Matthew Hughes

Personal information
- Full name: Matthew Stephen Turner Hughes
- Born: 17 April 1996 (age 30) Manchester, England
- Batting: Right-handed

Domestic team information
- 2015–2018: Oxford University
- First-class debut: 30 June 2015 Oxford University v Cambridge University

Career statistics
| Competition | First-class |
| Matches | 4 |
| Runs scored | 406 |
| Batting average | 50.75 |
| 100s/50s | 2/1 |
| Top score | 116 |
| Balls bowled | 186 |
| Wickets | 2 |
| Bowling average | 47.00 |
| 5 wickets in innings | 0 |
| 10 wickets in match | 0 |
| Best bowling | 1/16 |
| Catches/stumpings | 2/– |
- Source: Cricinfo, 24 November 2020

= Matthew Hughes (cricketer) =

English cricketer (born 1996)

Matthew Stephen Turner Hughes (born 17 April 1996) is an English cricketer and schoolteacher.
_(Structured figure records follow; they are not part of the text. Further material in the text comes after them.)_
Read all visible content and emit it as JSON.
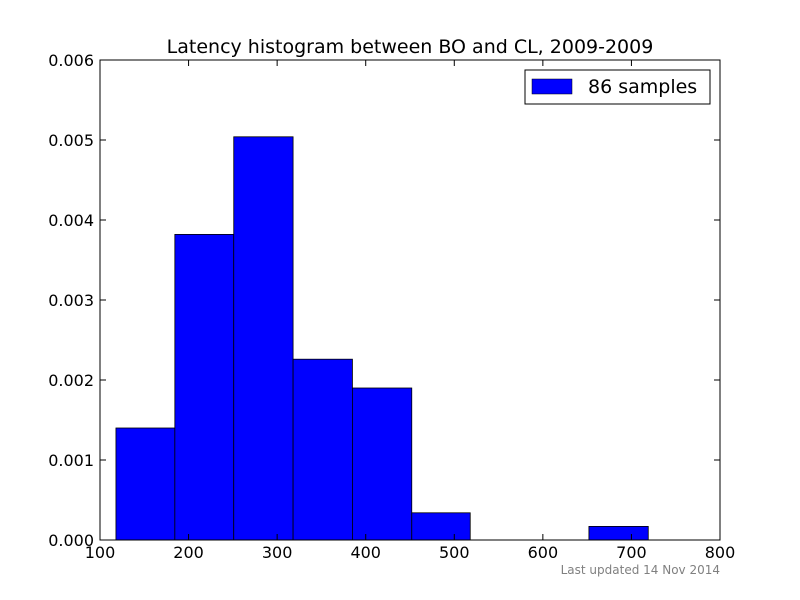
{
  "chart_data": {
    "type": "bar",
    "title": "Latency histogram between BO and CL, 2009-2009",
    "xlabel": "",
    "ylabel": "",
    "xlim": [
      100,
      800
    ],
    "ylim": [
      0,
      0.006
    ],
    "x_ticks": [
      "100",
      "200",
      "300",
      "400",
      "500",
      "600",
      "700",
      "800"
    ],
    "y_ticks": [
      "0.000",
      "0.001",
      "0.002",
      "0.003",
      "0.004",
      "0.005",
      "0.006"
    ],
    "bins": [
      {
        "x0": 118,
        "x1": 184.5,
        "value": 0.0014
      },
      {
        "x0": 184.5,
        "x1": 251,
        "value": 0.00382
      },
      {
        "x0": 251,
        "x1": 318,
        "value": 0.00504
      },
      {
        "x0": 318,
        "x1": 385,
        "value": 0.00226
      },
      {
        "x0": 385,
        "x1": 452,
        "value": 0.0019
      },
      {
        "x0": 452,
        "x1": 518,
        "value": 0.00034
      },
      {
        "x0": 518,
        "x1": 585,
        "value": 0
      },
      {
        "x0": 585,
        "x1": 652,
        "value": 0
      },
      {
        "x0": 652,
        "x1": 719,
        "value": 0.00017
      }
    ],
    "series": [
      {
        "name": "86 samples",
        "color": "#0000ff"
      }
    ],
    "legend_position": "top-right",
    "grid": false,
    "edge_color": "#000000"
  },
  "footer": "Last updated 14 Nov 2014"
}
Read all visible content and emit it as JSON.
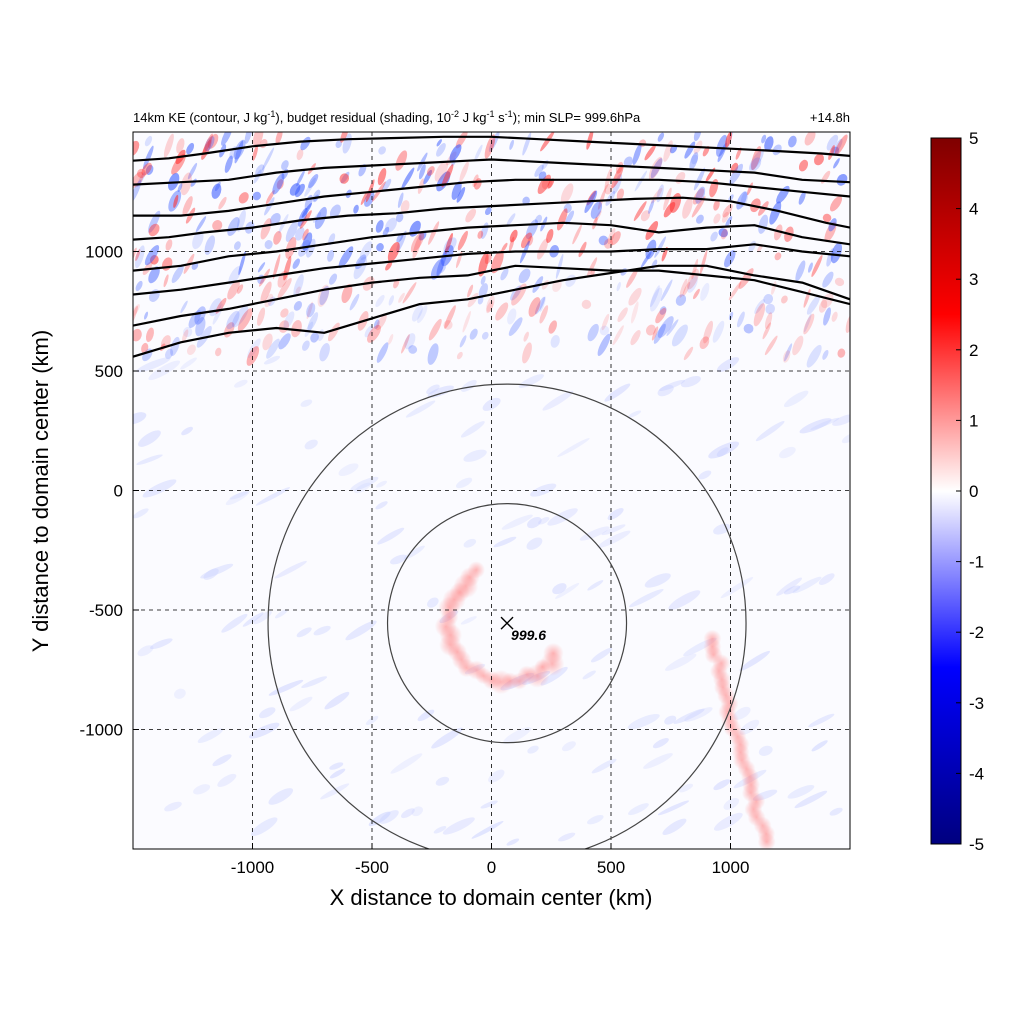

Playing for Oxford University, he scored a century in each of his first two first-class matches in 2015 and 2016. He now teaches chemistry at Merchant Taylors' School, Northwood, and coaches cricket.

==Cricket career==
Matthew Hughes attended Stockport Grammar School before going up to Hertford College, Oxford. On his first-class debut, in the annual match against Cambridge University in 2015, he opened the batting for Oxford University and top-scored in each innings, making 41 and 116 in a losing cause. In his next first-class match, the 2016 university match, he made 116 (the top score) and 76 batting at number three, and Oxford won. He also scored 132 not out in the 2018 50-over university match at Lord's to take Oxford to a five-wicket victory with 10 overs to spare.

Since 2018 Hughes has taught chemistry at Merchant Taylors' School, Northwood.